In Baghdad, an official at Yarmouk Hospital said 14 people died and 40 were injured in the mosque blast, which set several cars on fire ad scattered debris over the street. Dozens of weeping men and women frantically searched the hospital for news about loved ones feared caught up in the bombing.
A distraught man sat beside his dead 14-year-old son, covered with a sheet, and cried out, “I had breakfast with him this morning.
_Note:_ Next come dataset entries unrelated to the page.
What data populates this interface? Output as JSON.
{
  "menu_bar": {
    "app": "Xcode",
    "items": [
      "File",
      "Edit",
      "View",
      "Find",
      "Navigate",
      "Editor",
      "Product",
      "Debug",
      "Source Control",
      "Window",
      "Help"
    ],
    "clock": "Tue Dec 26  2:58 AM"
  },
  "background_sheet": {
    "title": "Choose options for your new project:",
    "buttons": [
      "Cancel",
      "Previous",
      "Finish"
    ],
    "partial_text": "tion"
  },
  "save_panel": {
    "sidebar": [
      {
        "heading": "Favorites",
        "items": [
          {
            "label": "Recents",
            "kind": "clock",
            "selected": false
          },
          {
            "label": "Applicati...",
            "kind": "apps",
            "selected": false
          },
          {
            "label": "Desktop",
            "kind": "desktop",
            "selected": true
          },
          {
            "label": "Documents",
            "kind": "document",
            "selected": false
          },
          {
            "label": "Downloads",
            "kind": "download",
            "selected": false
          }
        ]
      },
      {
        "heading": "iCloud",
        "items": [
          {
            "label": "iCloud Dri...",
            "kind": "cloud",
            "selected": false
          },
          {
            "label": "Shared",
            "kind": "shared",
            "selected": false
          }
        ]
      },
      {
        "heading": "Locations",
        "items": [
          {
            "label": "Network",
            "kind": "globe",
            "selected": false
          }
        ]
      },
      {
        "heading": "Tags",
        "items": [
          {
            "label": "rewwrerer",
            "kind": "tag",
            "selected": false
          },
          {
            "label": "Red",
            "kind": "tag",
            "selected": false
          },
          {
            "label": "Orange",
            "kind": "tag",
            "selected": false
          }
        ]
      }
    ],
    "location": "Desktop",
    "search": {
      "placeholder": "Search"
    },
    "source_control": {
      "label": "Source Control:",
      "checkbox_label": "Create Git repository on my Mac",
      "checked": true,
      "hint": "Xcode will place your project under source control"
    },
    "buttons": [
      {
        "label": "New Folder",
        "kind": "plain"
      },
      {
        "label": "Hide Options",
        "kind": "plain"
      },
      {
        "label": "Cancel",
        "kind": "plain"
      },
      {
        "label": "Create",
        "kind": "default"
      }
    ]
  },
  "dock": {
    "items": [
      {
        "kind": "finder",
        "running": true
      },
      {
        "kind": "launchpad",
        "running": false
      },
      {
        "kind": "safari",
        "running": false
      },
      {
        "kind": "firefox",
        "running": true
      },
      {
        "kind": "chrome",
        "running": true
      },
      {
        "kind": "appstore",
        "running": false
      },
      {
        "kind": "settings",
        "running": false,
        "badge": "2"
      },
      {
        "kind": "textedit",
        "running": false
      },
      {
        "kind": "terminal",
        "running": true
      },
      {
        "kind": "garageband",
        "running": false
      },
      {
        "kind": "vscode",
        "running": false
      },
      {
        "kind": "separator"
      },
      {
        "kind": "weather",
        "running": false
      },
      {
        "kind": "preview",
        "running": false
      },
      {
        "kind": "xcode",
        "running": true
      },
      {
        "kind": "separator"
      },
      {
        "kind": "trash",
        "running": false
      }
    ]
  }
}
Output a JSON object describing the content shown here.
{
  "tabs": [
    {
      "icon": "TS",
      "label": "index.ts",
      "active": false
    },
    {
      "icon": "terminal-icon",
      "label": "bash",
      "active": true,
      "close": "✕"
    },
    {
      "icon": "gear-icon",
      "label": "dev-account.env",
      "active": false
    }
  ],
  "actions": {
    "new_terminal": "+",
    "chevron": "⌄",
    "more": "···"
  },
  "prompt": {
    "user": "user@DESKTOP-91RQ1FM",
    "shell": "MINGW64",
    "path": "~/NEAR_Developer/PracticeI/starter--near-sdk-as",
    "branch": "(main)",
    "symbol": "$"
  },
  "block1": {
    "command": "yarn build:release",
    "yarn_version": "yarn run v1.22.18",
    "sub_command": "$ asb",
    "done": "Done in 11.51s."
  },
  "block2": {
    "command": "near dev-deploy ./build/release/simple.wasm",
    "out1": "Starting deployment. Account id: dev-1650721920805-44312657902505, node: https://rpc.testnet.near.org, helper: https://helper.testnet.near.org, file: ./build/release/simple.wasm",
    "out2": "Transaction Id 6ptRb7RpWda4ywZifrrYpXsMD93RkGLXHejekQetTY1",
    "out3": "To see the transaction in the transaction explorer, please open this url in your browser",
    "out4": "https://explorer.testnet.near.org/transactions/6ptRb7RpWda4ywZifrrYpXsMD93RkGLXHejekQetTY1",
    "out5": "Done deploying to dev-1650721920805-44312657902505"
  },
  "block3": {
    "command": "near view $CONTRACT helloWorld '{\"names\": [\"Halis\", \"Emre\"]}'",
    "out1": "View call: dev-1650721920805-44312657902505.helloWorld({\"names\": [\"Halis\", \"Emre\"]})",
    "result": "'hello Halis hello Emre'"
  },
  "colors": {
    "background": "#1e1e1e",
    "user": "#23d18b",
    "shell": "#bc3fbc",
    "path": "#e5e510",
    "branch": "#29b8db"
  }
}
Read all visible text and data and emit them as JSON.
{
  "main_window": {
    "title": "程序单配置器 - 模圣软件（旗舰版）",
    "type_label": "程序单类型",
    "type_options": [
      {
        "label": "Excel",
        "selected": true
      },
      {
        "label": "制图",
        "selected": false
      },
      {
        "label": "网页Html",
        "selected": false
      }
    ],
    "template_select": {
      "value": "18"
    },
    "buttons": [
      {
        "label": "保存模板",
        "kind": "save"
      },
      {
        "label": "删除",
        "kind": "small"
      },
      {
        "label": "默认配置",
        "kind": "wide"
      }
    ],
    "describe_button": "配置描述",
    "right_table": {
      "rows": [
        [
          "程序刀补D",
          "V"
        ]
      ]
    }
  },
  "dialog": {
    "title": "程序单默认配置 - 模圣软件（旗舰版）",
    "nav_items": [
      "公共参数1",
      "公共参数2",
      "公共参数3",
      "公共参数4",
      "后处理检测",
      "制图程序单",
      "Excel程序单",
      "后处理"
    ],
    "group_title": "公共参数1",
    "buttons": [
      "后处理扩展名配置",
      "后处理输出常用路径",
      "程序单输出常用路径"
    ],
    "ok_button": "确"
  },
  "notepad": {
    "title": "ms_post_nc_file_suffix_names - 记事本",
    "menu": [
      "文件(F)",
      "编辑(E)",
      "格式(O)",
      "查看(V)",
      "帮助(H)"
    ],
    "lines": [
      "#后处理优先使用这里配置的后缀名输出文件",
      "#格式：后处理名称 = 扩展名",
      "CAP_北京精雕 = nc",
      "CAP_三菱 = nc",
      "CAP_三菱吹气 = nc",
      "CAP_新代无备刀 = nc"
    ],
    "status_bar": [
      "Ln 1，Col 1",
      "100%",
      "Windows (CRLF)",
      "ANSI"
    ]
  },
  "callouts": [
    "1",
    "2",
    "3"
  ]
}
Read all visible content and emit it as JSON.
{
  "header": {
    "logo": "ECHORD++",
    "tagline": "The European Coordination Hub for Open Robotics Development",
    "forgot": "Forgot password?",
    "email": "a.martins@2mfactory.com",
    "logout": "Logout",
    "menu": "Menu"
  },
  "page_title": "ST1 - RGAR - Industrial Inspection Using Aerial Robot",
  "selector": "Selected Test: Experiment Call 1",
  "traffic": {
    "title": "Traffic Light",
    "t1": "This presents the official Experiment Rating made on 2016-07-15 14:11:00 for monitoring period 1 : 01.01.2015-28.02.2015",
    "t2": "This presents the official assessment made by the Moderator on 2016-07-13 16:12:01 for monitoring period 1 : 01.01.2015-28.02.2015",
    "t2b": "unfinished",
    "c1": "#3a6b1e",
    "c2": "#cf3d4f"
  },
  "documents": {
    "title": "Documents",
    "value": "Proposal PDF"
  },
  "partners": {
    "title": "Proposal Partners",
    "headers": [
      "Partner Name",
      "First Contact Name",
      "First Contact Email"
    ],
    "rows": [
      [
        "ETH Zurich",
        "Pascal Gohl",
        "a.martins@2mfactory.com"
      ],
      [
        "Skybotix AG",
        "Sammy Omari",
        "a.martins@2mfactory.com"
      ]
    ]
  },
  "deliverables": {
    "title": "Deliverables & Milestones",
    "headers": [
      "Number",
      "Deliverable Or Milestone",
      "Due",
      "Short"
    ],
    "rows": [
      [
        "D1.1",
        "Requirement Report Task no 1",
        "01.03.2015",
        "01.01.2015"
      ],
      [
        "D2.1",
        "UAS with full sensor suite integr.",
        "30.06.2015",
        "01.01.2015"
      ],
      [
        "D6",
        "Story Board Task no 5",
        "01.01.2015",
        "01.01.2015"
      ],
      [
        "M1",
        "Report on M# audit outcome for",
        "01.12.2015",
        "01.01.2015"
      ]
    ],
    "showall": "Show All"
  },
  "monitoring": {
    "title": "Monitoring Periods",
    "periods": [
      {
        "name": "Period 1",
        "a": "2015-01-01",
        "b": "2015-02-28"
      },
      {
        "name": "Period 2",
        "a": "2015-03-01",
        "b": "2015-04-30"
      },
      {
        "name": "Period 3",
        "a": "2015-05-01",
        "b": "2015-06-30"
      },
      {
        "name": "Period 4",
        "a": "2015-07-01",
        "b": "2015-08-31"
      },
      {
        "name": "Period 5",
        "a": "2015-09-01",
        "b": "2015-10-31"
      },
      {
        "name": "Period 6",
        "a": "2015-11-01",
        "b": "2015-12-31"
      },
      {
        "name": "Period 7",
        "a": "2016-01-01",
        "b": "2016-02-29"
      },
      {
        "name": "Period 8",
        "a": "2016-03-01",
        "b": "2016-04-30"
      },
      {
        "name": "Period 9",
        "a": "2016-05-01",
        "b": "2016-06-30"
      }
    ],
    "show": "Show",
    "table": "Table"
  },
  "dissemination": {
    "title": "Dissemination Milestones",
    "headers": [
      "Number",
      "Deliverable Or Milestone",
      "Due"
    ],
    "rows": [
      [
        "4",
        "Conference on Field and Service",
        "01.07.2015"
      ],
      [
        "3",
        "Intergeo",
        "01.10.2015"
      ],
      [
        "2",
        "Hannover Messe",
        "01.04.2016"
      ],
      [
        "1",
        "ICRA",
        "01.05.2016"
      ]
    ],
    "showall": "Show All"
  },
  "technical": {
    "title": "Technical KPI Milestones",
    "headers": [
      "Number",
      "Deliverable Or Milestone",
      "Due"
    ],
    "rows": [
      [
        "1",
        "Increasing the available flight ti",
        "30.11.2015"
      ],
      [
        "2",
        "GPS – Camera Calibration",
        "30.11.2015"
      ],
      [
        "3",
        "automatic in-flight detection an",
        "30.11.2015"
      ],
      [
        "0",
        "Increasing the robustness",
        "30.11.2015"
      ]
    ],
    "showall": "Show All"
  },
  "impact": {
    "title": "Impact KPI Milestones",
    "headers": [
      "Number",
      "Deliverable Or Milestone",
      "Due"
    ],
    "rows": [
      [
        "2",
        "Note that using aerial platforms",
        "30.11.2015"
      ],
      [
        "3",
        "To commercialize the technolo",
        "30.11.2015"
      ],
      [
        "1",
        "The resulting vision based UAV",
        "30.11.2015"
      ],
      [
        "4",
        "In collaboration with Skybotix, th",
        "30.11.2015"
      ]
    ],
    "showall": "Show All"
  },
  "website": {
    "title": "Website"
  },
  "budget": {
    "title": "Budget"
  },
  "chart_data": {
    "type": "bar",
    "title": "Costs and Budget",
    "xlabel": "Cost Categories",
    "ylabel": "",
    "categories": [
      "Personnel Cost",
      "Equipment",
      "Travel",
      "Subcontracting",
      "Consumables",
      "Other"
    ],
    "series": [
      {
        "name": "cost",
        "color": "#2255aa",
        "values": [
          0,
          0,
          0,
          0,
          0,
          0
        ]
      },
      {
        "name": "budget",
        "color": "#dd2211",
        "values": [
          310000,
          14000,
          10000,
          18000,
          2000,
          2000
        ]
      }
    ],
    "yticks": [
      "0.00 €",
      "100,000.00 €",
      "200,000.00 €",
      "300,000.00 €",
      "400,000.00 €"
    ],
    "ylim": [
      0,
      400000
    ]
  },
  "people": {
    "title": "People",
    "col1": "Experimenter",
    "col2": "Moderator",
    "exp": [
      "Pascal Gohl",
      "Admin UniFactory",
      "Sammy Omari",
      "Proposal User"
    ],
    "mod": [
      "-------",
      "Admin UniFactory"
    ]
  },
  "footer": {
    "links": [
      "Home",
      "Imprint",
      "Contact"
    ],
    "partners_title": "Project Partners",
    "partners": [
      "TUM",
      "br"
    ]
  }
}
I told him, ‘Let’s go to your grandfather,’ but he insisted on going for prayers first.”
A woman dressed in a black cloak, or abaya, fainted as she identified the body of her son in the hospital’s morgue.
Wedding attack
In the second major suicide attack in one day, a bomber detonated a booby-trapped ambulance Friday at a wedding party being thrown by the Shiite Buamer tribe in a village near Youssifiyah, a tense area about 12 miles south of the capital.
The bride and groom were among the injured in the blast near the town of Youssifiyah.
Salah al-Ameri, a cousin of the groom, said the attacker drove the ambulance into the garden where the celebration was taking place and set off the blast.
The Buamer tribe has had tense relations with Sunni Muslim clans in the area, local residents say, and several of their members have been killed or kidnapped by Sunni insurgents.
Again, a grim video warning
The video apparently posted on line by al-Zarqawi’s militant group, showed two men, who identified themselves as Ali Hussein Jassem Mohammad al-Zubaidi and Ahmad Alwan Hussein al-Mahmadawi, standing in front of a banner bearing the name of Al-Qaida Organization of Holy War in Iraq.
The tape, which was posted on an Islamist Web site, later showed militants severing the heads of the two hostages, who were blindfolded with their hands bound behind their backs.
A statement by the group which appeared on the video warned that this would be the fate of those who “sold their religion and honor for the pleasures of life” and labeled them atheists and rejectionists — what Sunni militants call Shiite Muslims.
One of the hostages said he worked for a Lebanese company at a U.S. base in the western city of Ramadi and the other man said he worked as a driver at the base.
“We were told that we would work for a Lebanese company, not a U.S. base,” one of the men said.
Zarqawi’s group has claimed most of the bloodiest suicide attacks and hostage beheadings as well as assassinations of Iraqi officials.
In a separate kidnapping case, in which eight Chinese nationals were abducted, militants threatening to the hostages said in a video tape they would treat them “mercifully” if China, which opposed the U.S.-led war to overthrow Saddam Hussein, banned all Chinese nationals from entering Iraq.
China responded by appealing to “friendship between the Chinese people and the Iraqi people” and pointed out it had already advised its nationals to leave Iraq.
The men, who came to Iraq in search of work, were abducted earlier this month. Their captors have threatened them with death unless Beijing explains what they were doing in Iraq.